Before Jan Groover dedicated herself to photography, she was a painter. Born in 1943 in Plainfield, New Jersey, Groover turned away from abstract painting in the early 1970s to experiment with the medium of photography — a medium that seemed more open than the restrictive and male-dominated painting of the time.
Her approach to photography, however, remained ‘abstract’ in a certain sense. Her works remind less of the supposed authenticity of the observed moment associated with the medium but rather show a consciously staged image. Colour and form dominate, perspective is vague, spatial ambiguousness is constructed, and light becomes an object in itself. Jan Groover was interested in photographic images that seemed precisely planned and made, rather than discovered and captured by the camera.
In the course of her artistic development, she eliminated the documentary elements from her works little by little and challenged the limits of the medium, investigating the relationship between the elements of an image — the aesthetic effect of structure and form — instead.
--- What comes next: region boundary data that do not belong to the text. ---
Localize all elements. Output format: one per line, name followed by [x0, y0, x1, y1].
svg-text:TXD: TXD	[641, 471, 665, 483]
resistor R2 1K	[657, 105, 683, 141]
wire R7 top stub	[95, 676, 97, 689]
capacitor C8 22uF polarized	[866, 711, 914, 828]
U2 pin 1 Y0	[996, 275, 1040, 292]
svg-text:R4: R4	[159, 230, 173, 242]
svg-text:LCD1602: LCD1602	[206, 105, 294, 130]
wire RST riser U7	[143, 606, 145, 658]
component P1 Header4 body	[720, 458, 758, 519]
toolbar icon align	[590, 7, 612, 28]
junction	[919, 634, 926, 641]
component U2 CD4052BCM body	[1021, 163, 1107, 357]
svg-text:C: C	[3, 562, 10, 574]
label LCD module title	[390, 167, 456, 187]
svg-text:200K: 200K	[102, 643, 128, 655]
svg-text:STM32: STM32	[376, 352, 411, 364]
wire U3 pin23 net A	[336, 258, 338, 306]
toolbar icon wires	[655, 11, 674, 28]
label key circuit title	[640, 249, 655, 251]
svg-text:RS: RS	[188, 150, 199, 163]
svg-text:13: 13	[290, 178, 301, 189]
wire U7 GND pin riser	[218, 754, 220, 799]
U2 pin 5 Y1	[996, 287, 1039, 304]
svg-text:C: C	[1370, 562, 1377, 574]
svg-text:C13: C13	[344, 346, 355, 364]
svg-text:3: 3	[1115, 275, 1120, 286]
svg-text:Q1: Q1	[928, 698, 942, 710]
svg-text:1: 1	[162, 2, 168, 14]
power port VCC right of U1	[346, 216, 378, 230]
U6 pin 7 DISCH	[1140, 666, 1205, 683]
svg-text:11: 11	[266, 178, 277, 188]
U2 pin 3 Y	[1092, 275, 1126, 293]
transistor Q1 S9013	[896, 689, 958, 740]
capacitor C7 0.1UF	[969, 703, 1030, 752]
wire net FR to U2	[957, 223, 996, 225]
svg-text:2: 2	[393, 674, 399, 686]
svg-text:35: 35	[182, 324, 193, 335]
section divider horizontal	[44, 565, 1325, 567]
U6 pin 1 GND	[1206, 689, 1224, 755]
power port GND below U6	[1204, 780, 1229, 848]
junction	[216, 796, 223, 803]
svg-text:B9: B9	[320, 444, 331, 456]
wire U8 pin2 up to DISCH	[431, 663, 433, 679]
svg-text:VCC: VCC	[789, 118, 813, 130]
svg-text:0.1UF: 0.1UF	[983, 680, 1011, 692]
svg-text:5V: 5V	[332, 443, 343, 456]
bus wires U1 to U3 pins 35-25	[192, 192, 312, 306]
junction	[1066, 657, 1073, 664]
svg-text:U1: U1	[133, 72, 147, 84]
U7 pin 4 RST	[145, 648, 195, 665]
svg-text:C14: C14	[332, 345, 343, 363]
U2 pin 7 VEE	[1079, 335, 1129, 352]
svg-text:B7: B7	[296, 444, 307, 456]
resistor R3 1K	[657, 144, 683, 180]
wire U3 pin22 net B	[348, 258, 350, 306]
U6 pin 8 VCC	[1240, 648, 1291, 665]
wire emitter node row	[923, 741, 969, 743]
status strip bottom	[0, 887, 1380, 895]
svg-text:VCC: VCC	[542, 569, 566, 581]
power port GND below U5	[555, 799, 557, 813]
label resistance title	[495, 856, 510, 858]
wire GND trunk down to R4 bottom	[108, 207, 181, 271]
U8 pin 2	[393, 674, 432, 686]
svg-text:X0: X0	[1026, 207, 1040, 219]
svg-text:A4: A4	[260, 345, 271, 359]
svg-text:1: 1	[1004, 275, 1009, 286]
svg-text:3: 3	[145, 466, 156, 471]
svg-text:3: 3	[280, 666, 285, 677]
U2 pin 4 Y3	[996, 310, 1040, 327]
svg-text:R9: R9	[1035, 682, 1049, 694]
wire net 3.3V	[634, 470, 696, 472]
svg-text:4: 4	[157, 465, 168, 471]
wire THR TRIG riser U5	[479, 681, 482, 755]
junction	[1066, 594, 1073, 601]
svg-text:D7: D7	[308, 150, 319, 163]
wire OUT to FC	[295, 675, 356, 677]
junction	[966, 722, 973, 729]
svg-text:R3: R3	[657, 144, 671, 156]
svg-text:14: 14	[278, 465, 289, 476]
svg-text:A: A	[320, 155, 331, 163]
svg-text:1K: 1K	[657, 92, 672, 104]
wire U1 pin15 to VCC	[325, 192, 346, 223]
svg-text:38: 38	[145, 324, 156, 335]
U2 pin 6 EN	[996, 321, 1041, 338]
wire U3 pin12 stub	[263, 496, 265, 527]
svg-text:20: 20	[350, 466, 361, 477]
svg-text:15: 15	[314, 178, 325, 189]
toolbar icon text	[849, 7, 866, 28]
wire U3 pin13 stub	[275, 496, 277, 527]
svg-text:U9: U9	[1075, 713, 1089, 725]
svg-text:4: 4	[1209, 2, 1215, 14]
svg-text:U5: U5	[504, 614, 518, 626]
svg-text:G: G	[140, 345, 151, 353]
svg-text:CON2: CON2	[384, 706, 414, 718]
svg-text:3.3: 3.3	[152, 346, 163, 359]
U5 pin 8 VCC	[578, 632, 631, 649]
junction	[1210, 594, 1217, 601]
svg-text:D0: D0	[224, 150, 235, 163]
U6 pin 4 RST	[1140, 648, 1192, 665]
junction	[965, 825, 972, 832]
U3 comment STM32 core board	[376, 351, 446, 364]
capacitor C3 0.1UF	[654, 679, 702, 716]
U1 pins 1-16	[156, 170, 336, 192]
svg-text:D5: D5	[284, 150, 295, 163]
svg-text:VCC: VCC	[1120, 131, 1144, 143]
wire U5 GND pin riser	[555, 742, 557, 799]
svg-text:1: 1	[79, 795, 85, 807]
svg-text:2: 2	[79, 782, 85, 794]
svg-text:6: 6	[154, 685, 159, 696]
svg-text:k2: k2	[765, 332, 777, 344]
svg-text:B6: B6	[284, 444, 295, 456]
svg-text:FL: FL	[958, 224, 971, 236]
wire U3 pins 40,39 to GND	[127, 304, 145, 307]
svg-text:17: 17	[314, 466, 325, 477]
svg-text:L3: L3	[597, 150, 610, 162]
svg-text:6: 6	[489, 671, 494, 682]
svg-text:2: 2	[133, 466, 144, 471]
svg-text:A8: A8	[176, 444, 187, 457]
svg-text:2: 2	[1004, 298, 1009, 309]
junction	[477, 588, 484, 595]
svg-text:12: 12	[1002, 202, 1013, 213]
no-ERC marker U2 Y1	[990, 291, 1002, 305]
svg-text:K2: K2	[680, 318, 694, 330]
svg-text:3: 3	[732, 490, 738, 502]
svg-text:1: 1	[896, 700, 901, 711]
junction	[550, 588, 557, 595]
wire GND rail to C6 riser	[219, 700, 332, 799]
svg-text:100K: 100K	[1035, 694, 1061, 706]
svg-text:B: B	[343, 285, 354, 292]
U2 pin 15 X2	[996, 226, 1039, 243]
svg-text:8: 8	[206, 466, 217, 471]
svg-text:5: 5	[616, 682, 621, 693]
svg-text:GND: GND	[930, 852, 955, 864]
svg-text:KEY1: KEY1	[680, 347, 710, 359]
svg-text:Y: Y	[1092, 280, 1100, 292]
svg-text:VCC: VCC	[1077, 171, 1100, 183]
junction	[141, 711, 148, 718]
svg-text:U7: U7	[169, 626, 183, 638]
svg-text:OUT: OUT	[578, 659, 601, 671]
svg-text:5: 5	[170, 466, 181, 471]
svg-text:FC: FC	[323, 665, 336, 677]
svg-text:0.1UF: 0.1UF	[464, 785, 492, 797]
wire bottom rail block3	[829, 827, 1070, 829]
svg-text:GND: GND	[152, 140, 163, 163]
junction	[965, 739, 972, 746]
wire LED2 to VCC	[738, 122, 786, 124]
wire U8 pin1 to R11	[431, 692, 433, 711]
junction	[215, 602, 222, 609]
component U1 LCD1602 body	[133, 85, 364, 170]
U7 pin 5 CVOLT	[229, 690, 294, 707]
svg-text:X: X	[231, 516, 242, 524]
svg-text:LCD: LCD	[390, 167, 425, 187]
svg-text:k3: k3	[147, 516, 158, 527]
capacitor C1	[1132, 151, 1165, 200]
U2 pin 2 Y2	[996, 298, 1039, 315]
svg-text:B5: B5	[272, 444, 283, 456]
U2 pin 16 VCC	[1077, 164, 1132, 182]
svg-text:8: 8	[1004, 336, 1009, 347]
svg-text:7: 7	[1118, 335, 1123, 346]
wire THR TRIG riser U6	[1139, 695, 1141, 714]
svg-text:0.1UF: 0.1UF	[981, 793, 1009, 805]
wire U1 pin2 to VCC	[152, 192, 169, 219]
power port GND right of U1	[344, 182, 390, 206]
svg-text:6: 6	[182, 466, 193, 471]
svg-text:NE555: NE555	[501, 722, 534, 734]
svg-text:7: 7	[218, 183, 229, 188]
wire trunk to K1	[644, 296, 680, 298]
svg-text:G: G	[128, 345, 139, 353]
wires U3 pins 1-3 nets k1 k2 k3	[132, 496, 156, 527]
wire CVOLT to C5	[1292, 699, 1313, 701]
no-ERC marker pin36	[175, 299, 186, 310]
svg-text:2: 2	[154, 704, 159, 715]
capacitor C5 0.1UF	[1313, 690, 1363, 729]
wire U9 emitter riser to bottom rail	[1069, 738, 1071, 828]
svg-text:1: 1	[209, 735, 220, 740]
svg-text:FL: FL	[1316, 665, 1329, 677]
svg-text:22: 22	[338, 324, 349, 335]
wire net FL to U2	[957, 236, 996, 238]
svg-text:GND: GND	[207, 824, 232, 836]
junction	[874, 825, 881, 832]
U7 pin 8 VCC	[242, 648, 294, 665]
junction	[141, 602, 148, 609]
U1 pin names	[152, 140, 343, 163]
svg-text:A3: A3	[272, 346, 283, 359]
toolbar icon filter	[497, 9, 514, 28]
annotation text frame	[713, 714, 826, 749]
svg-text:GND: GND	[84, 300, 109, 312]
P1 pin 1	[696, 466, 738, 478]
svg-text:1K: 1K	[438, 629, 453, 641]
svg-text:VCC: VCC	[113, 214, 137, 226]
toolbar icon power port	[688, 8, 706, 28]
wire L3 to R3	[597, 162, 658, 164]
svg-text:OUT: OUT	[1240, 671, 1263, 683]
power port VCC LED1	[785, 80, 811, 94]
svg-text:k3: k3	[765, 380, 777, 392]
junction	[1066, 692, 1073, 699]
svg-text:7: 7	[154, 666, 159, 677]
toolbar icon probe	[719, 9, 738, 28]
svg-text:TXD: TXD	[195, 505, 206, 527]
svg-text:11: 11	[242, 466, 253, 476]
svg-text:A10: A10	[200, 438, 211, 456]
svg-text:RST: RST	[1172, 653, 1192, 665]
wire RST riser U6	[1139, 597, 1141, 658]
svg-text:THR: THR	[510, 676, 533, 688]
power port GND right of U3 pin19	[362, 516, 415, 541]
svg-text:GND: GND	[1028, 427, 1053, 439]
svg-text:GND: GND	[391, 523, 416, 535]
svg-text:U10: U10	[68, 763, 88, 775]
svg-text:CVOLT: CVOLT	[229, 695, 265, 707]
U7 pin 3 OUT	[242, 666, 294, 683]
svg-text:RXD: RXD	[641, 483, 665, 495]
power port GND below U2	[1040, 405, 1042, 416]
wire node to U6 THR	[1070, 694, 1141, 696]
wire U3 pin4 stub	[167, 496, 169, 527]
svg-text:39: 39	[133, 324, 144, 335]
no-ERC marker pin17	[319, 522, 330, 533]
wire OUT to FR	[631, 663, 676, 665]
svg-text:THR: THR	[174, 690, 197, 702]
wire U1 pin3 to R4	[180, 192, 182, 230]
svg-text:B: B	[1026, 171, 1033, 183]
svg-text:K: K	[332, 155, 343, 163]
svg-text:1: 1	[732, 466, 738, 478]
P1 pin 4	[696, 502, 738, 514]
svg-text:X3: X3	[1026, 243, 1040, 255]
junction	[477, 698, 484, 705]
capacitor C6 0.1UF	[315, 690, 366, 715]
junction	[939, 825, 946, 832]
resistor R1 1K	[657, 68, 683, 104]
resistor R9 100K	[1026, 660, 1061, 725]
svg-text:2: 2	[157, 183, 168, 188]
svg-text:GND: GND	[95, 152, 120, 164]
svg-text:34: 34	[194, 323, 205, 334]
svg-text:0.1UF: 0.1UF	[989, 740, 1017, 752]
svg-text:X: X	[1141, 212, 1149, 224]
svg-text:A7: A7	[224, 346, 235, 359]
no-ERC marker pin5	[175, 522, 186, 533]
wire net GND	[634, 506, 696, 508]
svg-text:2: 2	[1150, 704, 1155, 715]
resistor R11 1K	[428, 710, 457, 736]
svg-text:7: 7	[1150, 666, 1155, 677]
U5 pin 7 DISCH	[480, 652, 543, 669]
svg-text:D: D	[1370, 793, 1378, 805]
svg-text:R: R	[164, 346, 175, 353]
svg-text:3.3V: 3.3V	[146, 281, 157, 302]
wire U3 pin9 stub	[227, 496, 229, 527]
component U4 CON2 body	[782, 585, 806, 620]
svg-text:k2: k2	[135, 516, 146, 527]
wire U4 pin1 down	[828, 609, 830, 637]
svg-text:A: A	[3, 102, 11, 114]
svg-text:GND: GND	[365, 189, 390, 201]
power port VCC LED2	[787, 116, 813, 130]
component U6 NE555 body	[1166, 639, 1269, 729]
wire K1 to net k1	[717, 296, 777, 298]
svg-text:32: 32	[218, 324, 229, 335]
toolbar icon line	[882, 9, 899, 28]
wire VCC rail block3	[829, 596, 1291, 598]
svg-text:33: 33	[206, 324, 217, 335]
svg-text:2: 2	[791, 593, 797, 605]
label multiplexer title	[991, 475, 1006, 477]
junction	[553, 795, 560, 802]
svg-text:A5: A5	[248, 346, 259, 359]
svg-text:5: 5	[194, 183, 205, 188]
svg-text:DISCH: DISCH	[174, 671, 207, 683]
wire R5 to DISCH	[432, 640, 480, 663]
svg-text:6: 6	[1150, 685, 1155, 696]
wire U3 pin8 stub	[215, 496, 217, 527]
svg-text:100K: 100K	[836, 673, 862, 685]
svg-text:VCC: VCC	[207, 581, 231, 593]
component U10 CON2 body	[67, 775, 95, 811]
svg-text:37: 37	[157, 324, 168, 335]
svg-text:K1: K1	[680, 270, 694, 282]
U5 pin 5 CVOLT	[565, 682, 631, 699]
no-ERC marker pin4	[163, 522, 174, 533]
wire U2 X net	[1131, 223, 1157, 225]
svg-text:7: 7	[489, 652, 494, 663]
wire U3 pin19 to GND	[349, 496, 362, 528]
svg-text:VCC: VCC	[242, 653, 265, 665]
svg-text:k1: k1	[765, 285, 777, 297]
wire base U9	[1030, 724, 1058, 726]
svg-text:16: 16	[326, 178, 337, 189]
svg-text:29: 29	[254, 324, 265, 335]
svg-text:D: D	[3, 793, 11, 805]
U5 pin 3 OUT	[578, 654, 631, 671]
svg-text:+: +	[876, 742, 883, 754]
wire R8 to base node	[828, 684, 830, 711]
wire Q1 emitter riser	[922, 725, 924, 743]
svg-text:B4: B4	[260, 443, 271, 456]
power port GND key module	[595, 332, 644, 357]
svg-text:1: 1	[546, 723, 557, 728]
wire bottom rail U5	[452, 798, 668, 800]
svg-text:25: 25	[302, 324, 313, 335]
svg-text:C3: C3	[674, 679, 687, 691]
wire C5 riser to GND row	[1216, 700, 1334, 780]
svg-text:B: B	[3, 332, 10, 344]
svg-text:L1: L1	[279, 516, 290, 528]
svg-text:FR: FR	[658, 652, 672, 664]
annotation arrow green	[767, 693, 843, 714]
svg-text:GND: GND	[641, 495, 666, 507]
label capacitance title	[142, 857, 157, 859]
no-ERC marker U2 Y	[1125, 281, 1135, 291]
Everything became form. Not just in her well known still-lives, for which she made her kitchen sink the site for formal-aesthetic experiments, but also in the early movement studies, the intimate figure photographs and the late, almost scenographic-looking arranged ensembles.
The astonishing thing is that Jan Groover’s works never stayed locked in strict and dry formalism. Instead, whatever she photographed was leant — in an always striking fashion and in wonderful balance — a certain depth and an unprecedented charm.
John Szarkowski, art historian, curator, and at the time director of photography at MoMA, who presented a large solo exhibition of Jan Groover in 1987, put it this way: “Good to look at, good to think about.” Groover’s concentration on the formal aspects of diverse objects culminates in a rich visual experience, without sacrificing any of the artist’s conceptuality or complexity.
Jan Groover’s images don’t just resonate as a subtle record of feminism and the acceptance of photography as art, but also as extraordinary aesthetic investigations of a ‘fiction’ that is inseparably bound with the ‘factual’ conventions of the medium. Her work is still influencing successive generations of artists and, especially in light of current digital conventions and procedural image creation, seems fresh and timeless at the same time.